Why is litespeed admin panel so slow or even timed out?
 

I have a 2-core litespeed license, mysql is not running on this server.

It just says "Connecting to 'my server ip' in the status bar of the web browser and gives a timed out error. It happens about 50% of the time. My website is also loading very slow, about 5 seconds to load, sometimes up to 20 seconds to load.

The website also communicates with other websites that I own, I often get "can't connect to 'my domain'" errors which is using Perl LWP. I even get timed out errors from IMAP when sending emails via squirrelmail (PHP).

This is a 12 core server so the load should still be fine. But even if the website is loading slow due to high traffic, why is litespeed admin panel loading so slow also?

http://i42.tinypic.com/1556qev.jpg

check console or dmesg and see if full with "nf_conntrack: table full, dropping packet".

I didn't find nf_conntrack, I found ip_conntrack. It was set to 65536 and after setting to 131072 I don't have problem loading that now. Does that mean that before I set it higher, a lot of users were getting timed out and cannot connect?

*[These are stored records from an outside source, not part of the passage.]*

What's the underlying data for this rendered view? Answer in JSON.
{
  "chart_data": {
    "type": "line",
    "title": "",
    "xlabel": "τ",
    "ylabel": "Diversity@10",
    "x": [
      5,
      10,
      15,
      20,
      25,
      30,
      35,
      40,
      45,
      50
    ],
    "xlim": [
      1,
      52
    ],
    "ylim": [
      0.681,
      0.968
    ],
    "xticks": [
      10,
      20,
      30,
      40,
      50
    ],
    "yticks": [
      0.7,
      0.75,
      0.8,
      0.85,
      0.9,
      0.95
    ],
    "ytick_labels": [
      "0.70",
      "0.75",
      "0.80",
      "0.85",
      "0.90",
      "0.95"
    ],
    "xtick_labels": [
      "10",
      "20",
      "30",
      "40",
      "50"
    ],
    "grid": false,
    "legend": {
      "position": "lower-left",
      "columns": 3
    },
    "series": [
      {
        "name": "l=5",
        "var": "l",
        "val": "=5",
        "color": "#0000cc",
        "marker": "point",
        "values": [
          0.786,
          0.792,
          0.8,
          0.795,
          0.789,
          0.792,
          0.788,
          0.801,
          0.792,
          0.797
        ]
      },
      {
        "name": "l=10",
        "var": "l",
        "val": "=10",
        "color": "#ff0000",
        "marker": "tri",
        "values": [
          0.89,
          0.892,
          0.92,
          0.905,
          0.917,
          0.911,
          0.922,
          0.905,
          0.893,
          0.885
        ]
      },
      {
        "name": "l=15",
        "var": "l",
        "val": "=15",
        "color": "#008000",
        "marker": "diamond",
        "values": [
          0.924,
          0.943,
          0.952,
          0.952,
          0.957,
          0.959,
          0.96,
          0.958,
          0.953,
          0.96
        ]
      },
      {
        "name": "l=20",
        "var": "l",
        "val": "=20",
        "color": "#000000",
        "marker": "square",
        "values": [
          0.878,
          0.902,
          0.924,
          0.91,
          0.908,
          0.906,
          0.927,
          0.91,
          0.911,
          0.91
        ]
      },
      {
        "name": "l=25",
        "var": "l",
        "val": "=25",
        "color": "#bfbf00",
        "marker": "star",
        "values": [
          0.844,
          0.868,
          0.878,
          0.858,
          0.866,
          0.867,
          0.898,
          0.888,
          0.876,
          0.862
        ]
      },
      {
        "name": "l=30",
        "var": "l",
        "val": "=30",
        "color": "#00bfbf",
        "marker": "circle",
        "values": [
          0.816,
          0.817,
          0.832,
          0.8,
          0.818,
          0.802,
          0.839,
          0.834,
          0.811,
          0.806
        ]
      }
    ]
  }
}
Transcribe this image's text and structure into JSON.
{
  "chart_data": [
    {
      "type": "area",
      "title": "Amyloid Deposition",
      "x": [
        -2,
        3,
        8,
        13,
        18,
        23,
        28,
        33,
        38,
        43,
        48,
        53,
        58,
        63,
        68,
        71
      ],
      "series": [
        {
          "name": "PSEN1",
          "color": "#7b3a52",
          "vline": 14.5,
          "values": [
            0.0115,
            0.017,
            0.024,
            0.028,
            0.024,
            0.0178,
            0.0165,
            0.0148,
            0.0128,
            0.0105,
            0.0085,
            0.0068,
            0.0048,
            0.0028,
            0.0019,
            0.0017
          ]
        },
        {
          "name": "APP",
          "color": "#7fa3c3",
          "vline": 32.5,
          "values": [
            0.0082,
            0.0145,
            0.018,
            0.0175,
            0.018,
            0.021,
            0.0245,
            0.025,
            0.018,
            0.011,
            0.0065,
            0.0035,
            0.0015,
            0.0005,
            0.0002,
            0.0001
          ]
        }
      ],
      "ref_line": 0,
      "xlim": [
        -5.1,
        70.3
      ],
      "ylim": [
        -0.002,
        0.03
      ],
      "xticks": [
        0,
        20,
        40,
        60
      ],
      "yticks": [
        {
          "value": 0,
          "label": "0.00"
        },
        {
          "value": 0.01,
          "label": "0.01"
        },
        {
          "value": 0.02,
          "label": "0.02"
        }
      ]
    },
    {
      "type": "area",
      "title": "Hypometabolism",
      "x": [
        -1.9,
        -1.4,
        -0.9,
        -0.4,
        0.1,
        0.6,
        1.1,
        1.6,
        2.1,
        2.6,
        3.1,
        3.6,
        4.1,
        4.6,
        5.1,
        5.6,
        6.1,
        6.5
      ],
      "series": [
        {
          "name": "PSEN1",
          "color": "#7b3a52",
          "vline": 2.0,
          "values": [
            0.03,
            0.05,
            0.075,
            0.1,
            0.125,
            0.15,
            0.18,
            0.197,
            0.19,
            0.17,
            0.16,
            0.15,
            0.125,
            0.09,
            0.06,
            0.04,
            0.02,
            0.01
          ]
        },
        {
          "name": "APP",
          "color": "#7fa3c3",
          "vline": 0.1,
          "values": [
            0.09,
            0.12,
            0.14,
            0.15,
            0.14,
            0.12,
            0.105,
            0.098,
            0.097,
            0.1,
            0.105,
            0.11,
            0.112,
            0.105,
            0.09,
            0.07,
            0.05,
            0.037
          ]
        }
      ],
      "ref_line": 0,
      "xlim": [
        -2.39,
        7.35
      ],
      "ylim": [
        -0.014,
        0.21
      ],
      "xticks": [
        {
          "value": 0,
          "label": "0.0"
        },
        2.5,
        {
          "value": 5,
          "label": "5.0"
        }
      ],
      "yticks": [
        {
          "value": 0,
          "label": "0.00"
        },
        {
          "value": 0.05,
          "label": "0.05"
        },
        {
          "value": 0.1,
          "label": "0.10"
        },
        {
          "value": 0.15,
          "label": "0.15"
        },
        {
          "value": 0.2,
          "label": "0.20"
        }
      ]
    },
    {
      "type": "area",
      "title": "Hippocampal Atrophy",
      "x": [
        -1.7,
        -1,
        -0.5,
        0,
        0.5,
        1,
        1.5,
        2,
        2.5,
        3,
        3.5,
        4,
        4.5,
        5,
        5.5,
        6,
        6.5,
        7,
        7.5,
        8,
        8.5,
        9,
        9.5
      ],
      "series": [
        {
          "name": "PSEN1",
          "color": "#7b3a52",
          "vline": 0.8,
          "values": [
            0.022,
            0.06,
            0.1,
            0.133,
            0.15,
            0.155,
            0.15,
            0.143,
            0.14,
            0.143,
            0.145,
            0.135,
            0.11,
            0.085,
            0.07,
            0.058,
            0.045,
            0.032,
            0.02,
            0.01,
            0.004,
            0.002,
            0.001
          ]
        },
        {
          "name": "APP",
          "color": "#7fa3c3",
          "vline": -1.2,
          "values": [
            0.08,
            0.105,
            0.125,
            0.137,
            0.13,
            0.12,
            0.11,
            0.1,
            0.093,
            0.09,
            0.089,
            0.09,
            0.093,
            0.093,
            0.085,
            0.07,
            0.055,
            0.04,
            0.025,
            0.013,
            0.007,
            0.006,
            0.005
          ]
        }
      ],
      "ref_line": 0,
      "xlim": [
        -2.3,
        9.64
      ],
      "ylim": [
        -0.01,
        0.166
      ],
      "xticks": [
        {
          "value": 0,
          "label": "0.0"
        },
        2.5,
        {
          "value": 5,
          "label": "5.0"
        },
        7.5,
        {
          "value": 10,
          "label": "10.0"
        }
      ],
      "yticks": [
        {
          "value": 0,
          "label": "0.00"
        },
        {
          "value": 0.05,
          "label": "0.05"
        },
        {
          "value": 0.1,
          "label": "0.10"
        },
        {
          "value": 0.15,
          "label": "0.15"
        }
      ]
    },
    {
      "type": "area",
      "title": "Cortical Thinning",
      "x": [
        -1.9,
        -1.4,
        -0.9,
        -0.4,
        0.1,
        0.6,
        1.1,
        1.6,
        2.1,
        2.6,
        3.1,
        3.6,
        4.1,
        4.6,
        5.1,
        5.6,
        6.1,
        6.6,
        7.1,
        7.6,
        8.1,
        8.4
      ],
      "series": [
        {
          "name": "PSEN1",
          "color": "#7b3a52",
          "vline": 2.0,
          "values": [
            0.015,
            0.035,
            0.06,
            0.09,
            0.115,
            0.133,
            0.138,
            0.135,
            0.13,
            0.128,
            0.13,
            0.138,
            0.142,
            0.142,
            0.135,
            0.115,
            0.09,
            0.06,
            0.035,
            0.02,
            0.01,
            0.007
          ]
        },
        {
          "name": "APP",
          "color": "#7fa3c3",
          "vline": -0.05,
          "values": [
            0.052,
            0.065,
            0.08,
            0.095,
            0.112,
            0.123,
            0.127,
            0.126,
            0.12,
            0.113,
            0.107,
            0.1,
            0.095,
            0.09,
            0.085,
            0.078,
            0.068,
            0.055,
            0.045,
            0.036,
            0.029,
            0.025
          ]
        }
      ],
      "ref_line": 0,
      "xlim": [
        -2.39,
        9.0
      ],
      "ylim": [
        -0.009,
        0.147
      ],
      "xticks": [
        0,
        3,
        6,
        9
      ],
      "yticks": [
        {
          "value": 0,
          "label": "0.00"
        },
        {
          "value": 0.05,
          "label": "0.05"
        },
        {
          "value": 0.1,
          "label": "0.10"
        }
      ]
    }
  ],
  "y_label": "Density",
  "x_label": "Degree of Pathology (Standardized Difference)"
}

correct. your conntrack table was full and no more connection can be accepted. a possible dos attack. monitor ip_conntrack_count and make sure it well below the max.

My website loads a lot faster now. It is around 70000 connections average, is this a concern?

Usually it is syn attacks cause the conntrack table full unless you have a very hot site. In your case, it is likely syn attacks since there aren't that many connections go to lsws. enable syncookies (sysctl parameter) to alleviate it.

Do these values look normal or is there SYN attack?

264

62439

the # of http used connections is less than 500 according to your real time stats, you need to find out what are those connections taking up conntrack table.

can you tell me how to find that =/

do 'dmesg' from command line shell (ssh). see if you get message like 'table full, dropping packet' in the tail end of screen output.